Y sin embargo, lo más impresionante en los sitios web donde figura el artículo de Arenzana no es constatar estos develadores datos, ni tampoco las otras fotografías de niños africanos hambrientos que usualmente lo acompañan, como llamando todavía más la atención sobre este flagelo aún irresuelto. Lo realmente sorprendente es encontrar que, aun con toda esta evidencia que explica fácil y humanamente posible el actuar de Carter, en los varios foros que se abren al respecto, sean la mayoría de opiniones no sólo contrarias a él, sino incluso reprensoras, inquisitivas; como buscando concentrar en la imagen del fotógrafo, y de pasada expurgar de ellos mismos, aquella ignominiosa responsabilidad de la que nadie más quiere hacerse cargo, aun cuando a todos nos salpique un poco. El propio Arenzana lo explica así: “Carter se limitó a recortar un trozo de paisaje para servírnoslo a domicilio… sólo nos troceó y nos regaló el significante; el significado lo pusimos nosotros, espectadores occidentales, atormentados por nuestra sucia conciencia y acosados por los problemas de obesidad extensiva desde la tierna infancia. Carter no era otro predador ni el ejecutor de la niña, no, sino su único redentor. La redimió y esparció la culpa al mundo... Carter no logró salvarla, pero es que eso ya (a unos más que a otros, desde luego) nos correspondería a todos.”

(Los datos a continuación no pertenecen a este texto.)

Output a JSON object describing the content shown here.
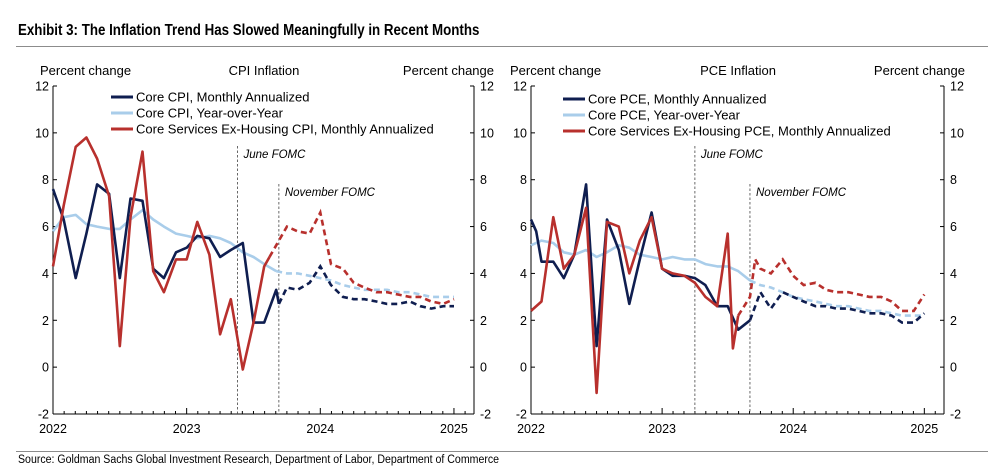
{
  "title": "Exhibit 3: The Inflation Trend Has Slowed Meaningfully in Recent Months",
  "source": "Source: Goldman Sachs Global Investment Research, Department of Labor, Department of Commerce",
  "colors": {
    "navy": "#0f1e50",
    "lightblue": "#a9cdea",
    "red": "#b8302d",
    "axis": "#000000"
  },
  "chart_data": [
    {
      "type": "line",
      "title": "CPI Inflation",
      "ylabel_left": "Percent change",
      "ylabel_right": "Percent change",
      "ylim": [
        -2,
        12
      ],
      "yticks": [
        "-2",
        "0",
        "2",
        "4",
        "6",
        "8",
        "10",
        "12"
      ],
      "xlim": [
        2022.0,
        2025.15
      ],
      "xticks": [
        "2022",
        "2023",
        "2024",
        "2025"
      ],
      "annotations": [
        {
          "label": "June FOMC",
          "x": 2023.38
        },
        {
          "label": "November FOMC",
          "x": 2023.69
        }
      ],
      "series": [
        {
          "name": "Core CPI, Monthly Annualized",
          "color": "navy",
          "legend": "solid",
          "solid": [
            [
              2022.0,
              7.6
            ],
            [
              2022.08,
              6.3
            ],
            [
              2022.17,
              3.8
            ],
            [
              2022.25,
              5.7
            ],
            [
              2022.33,
              7.8
            ],
            [
              2022.42,
              7.4
            ],
            [
              2022.5,
              3.8
            ],
            [
              2022.58,
              7.2
            ],
            [
              2022.67,
              7.1
            ],
            [
              2022.75,
              4.2
            ],
            [
              2022.83,
              3.8
            ],
            [
              2022.92,
              4.9
            ],
            [
              2023.0,
              5.1
            ],
            [
              2023.08,
              5.6
            ],
            [
              2023.17,
              5.5
            ],
            [
              2023.25,
              4.7
            ],
            [
              2023.33,
              5.0
            ],
            [
              2023.42,
              5.3
            ],
            [
              2023.5,
              1.9
            ],
            [
              2023.58,
              1.9
            ],
            [
              2023.67,
              3.3
            ],
            [
              2023.69,
              2.7
            ]
          ],
          "dashed": [
            [
              2023.69,
              2.7
            ],
            [
              2023.75,
              3.4
            ],
            [
              2023.83,
              3.3
            ],
            [
              2023.92,
              3.6
            ],
            [
              2024.0,
              4.3
            ],
            [
              2024.08,
              3.5
            ],
            [
              2024.17,
              3.0
            ],
            [
              2024.25,
              2.9
            ],
            [
              2024.33,
              2.9
            ],
            [
              2024.42,
              2.8
            ],
            [
              2024.5,
              2.7
            ],
            [
              2024.58,
              2.7
            ],
            [
              2024.67,
              2.8
            ],
            [
              2024.75,
              2.6
            ],
            [
              2024.83,
              2.5
            ],
            [
              2024.92,
              2.6
            ],
            [
              2025.0,
              2.6
            ]
          ]
        },
        {
          "name": "Core CPI, Year-over-Year",
          "color": "lightblue",
          "legend": "solid",
          "solid": [
            [
              2022.0,
              5.8
            ],
            [
              2022.08,
              6.4
            ],
            [
              2022.17,
              6.5
            ],
            [
              2022.25,
              6.1
            ],
            [
              2022.33,
              6.0
            ],
            [
              2022.42,
              5.9
            ],
            [
              2022.5,
              5.9
            ],
            [
              2022.58,
              6.3
            ],
            [
              2022.67,
              6.7
            ],
            [
              2022.75,
              6.3
            ],
            [
              2022.83,
              6.0
            ],
            [
              2022.92,
              5.7
            ],
            [
              2023.0,
              5.6
            ],
            [
              2023.08,
              5.5
            ],
            [
              2023.17,
              5.6
            ],
            [
              2023.25,
              5.5
            ],
            [
              2023.33,
              5.3
            ],
            [
              2023.42,
              4.9
            ],
            [
              2023.5,
              4.7
            ],
            [
              2023.58,
              4.4
            ],
            [
              2023.67,
              4.1
            ]
          ],
          "dashed": [
            [
              2023.67,
              4.1
            ],
            [
              2023.75,
              4.0
            ],
            [
              2023.83,
              4.0
            ],
            [
              2023.92,
              3.9
            ],
            [
              2024.0,
              3.8
            ],
            [
              2024.08,
              3.7
            ],
            [
              2024.17,
              3.5
            ],
            [
              2024.25,
              3.4
            ],
            [
              2024.33,
              3.3
            ],
            [
              2024.42,
              3.3
            ],
            [
              2024.5,
              3.3
            ],
            [
              2024.58,
              3.2
            ],
            [
              2024.67,
              3.2
            ],
            [
              2024.75,
              3.1
            ],
            [
              2024.83,
              3.0
            ],
            [
              2024.92,
              3.0
            ],
            [
              2025.0,
              3.0
            ]
          ]
        },
        {
          "name": "Core Services Ex-Housing CPI, Monthly Annualized",
          "color": "red",
          "legend": "solid",
          "solid": [
            [
              2022.0,
              4.3
            ],
            [
              2022.08,
              6.9
            ],
            [
              2022.17,
              9.4
            ],
            [
              2022.25,
              9.8
            ],
            [
              2022.33,
              8.9
            ],
            [
              2022.42,
              7.3
            ],
            [
              2022.5,
              0.9
            ],
            [
              2022.58,
              6.4
            ],
            [
              2022.67,
              9.2
            ],
            [
              2022.75,
              4.1
            ],
            [
              2022.83,
              3.2
            ],
            [
              2022.92,
              4.6
            ],
            [
              2023.0,
              4.6
            ],
            [
              2023.08,
              6.2
            ],
            [
              2023.17,
              4.8
            ],
            [
              2023.25,
              1.4
            ],
            [
              2023.33,
              2.9
            ],
            [
              2023.42,
              -0.1
            ],
            [
              2023.5,
              1.9
            ],
            [
              2023.58,
              4.3
            ],
            [
              2023.62,
              4.7
            ]
          ],
          "dashed": [
            [
              2023.62,
              4.7
            ],
            [
              2023.67,
              5.2
            ],
            [
              2023.75,
              6.0
            ],
            [
              2023.83,
              5.8
            ],
            [
              2023.92,
              5.7
            ],
            [
              2024.0,
              6.6
            ],
            [
              2024.08,
              4.4
            ],
            [
              2024.17,
              4.2
            ],
            [
              2024.25,
              3.6
            ],
            [
              2024.33,
              3.4
            ],
            [
              2024.42,
              3.2
            ],
            [
              2024.5,
              3.2
            ],
            [
              2024.58,
              3.1
            ],
            [
              2024.67,
              3.0
            ],
            [
              2024.75,
              3.0
            ],
            [
              2024.83,
              2.8
            ],
            [
              2024.92,
              2.7
            ],
            [
              2025.0,
              2.9
            ]
          ]
        }
      ]
    },
    {
      "type": "line",
      "title": "PCE Inflation",
      "ylabel_left": "Percent change",
      "ylabel_right": "Percent change",
      "ylim": [
        -2,
        12
      ],
      "yticks": [
        "-2",
        "0",
        "2",
        "4",
        "6",
        "8",
        "10",
        "12"
      ],
      "xlim": [
        2022.0,
        2025.15
      ],
      "xticks": [
        "2022",
        "2023",
        "2024",
        "2025"
      ],
      "annotations": [
        {
          "label": "June FOMC",
          "x": 2023.25
        },
        {
          "label": "November FOMC",
          "x": 2023.67
        }
      ],
      "series": [
        {
          "name": "Core PCE, Monthly Annualized",
          "color": "navy",
          "legend": "solid",
          "solid": [
            [
              2022.0,
              6.3
            ],
            [
              2022.04,
              5.8
            ],
            [
              2022.08,
              4.5
            ],
            [
              2022.17,
              4.5
            ],
            [
              2022.25,
              3.8
            ],
            [
              2022.33,
              4.8
            ],
            [
              2022.42,
              7.8
            ],
            [
              2022.5,
              0.9
            ],
            [
              2022.58,
              6.3
            ],
            [
              2022.67,
              5.0
            ],
            [
              2022.75,
              2.7
            ],
            [
              2022.83,
              4.6
            ],
            [
              2022.92,
              6.6
            ],
            [
              2023.0,
              4.2
            ],
            [
              2023.08,
              3.9
            ],
            [
              2023.17,
              3.9
            ],
            [
              2023.25,
              3.8
            ],
            [
              2023.33,
              3.5
            ],
            [
              2023.42,
              2.6
            ],
            [
              2023.5,
              2.6
            ],
            [
              2023.58,
              1.6
            ],
            [
              2023.67,
              2.0
            ]
          ],
          "dashed": [
            [
              2023.67,
              2.0
            ],
            [
              2023.75,
              3.2
            ],
            [
              2023.83,
              2.5
            ],
            [
              2023.92,
              3.2
            ],
            [
              2024.0,
              3.0
            ],
            [
              2024.08,
              2.8
            ],
            [
              2024.17,
              2.6
            ],
            [
              2024.25,
              2.6
            ],
            [
              2024.33,
              2.5
            ],
            [
              2024.42,
              2.5
            ],
            [
              2024.5,
              2.4
            ],
            [
              2024.58,
              2.3
            ],
            [
              2024.67,
              2.3
            ],
            [
              2024.75,
              2.2
            ],
            [
              2024.83,
              1.9
            ],
            [
              2024.92,
              1.9
            ],
            [
              2025.0,
              2.3
            ]
          ]
        },
        {
          "name": "Core PCE, Year-over-Year",
          "color": "lightblue",
          "legend": "solid",
          "solid": [
            [
              2022.0,
              5.2
            ],
            [
              2022.08,
              5.4
            ],
            [
              2022.17,
              5.3
            ],
            [
              2022.25,
              4.9
            ],
            [
              2022.33,
              4.8
            ],
            [
              2022.42,
              5.0
            ],
            [
              2022.5,
              4.7
            ],
            [
              2022.58,
              4.9
            ],
            [
              2022.67,
              5.2
            ],
            [
              2022.75,
              5.1
            ],
            [
              2022.83,
              4.8
            ],
            [
              2022.92,
              4.7
            ],
            [
              2023.0,
              4.6
            ],
            [
              2023.08,
              4.7
            ],
            [
              2023.17,
              4.6
            ],
            [
              2023.25,
              4.6
            ],
            [
              2023.33,
              4.4
            ],
            [
              2023.42,
              4.3
            ],
            [
              2023.5,
              4.3
            ],
            [
              2023.58,
              4.1
            ],
            [
              2023.67,
              3.7
            ]
          ],
          "dashed": [
            [
              2023.67,
              3.7
            ],
            [
              2023.75,
              3.5
            ],
            [
              2023.83,
              3.4
            ],
            [
              2023.92,
              3.2
            ],
            [
              2024.0,
              3.0
            ],
            [
              2024.08,
              2.9
            ],
            [
              2024.17,
              2.8
            ],
            [
              2024.25,
              2.7
            ],
            [
              2024.33,
              2.6
            ],
            [
              2024.42,
              2.6
            ],
            [
              2024.5,
              2.5
            ],
            [
              2024.58,
              2.4
            ],
            [
              2024.67,
              2.4
            ],
            [
              2024.75,
              2.3
            ],
            [
              2024.83,
              2.2
            ],
            [
              2024.92,
              2.2
            ],
            [
              2025.0,
              2.2
            ]
          ]
        },
        {
          "name": "Core Services Ex-Housing PCE, Monthly Annualized",
          "color": "red",
          "legend": "solid",
          "solid": [
            [
              2022.0,
              2.4
            ],
            [
              2022.08,
              2.8
            ],
            [
              2022.17,
              6.4
            ],
            [
              2022.25,
              4.2
            ],
            [
              2022.33,
              4.8
            ],
            [
              2022.42,
              6.8
            ],
            [
              2022.5,
              -1.1
            ],
            [
              2022.58,
              6.2
            ],
            [
              2022.67,
              6.0
            ],
            [
              2022.75,
              4.0
            ],
            [
              2022.83,
              5.4
            ],
            [
              2022.92,
              6.4
            ],
            [
              2023.0,
              4.2
            ],
            [
              2023.08,
              4.0
            ],
            [
              2023.17,
              3.9
            ],
            [
              2023.25,
              3.6
            ],
            [
              2023.33,
              3.0
            ],
            [
              2023.42,
              2.6
            ],
            [
              2023.5,
              5.7
            ],
            [
              2023.54,
              0.8
            ],
            [
              2023.58,
              2.2
            ]
          ],
          "dashed": [
            [
              2023.58,
              2.2
            ],
            [
              2023.67,
              3.0
            ],
            [
              2023.71,
              4.6
            ],
            [
              2023.75,
              4.2
            ],
            [
              2023.83,
              4.0
            ],
            [
              2023.92,
              4.6
            ],
            [
              2024.0,
              3.9
            ],
            [
              2024.08,
              3.5
            ],
            [
              2024.17,
              3.6
            ],
            [
              2024.25,
              3.3
            ],
            [
              2024.33,
              3.2
            ],
            [
              2024.42,
              3.2
            ],
            [
              2024.5,
              3.1
            ],
            [
              2024.58,
              3.0
            ],
            [
              2024.67,
              3.0
            ],
            [
              2024.75,
              2.8
            ],
            [
              2024.83,
              2.4
            ],
            [
              2024.92,
              2.4
            ],
            [
              2025.0,
              3.1
            ]
          ]
        }
      ]
    }
  ]
}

Y de todos los que llegaron a ver la foto, ya sean los accidentales lectores de un correo amarillista, o esos acuciosos  buscadores de un artículo bien sustentado, ¿cuántos recordaron al día siguiente esa desagradable, pero también muy concienzuda sensación, de ser un impasible buitre ante el sufrimiento ajeno? ¿Cuántos no dejaron ese horror en un efímero lapso de buena conciencia?  Y, para seguir restando, ¿cuántos tradujeron algo de esa emoción en una acción reparadora? Y no es que nos pongamos exigentes, pero no se necesita viajar hasta África, ni ser un fotógrafo profesional, para ver en las calles gente miserable o niños muriéndose de hambre.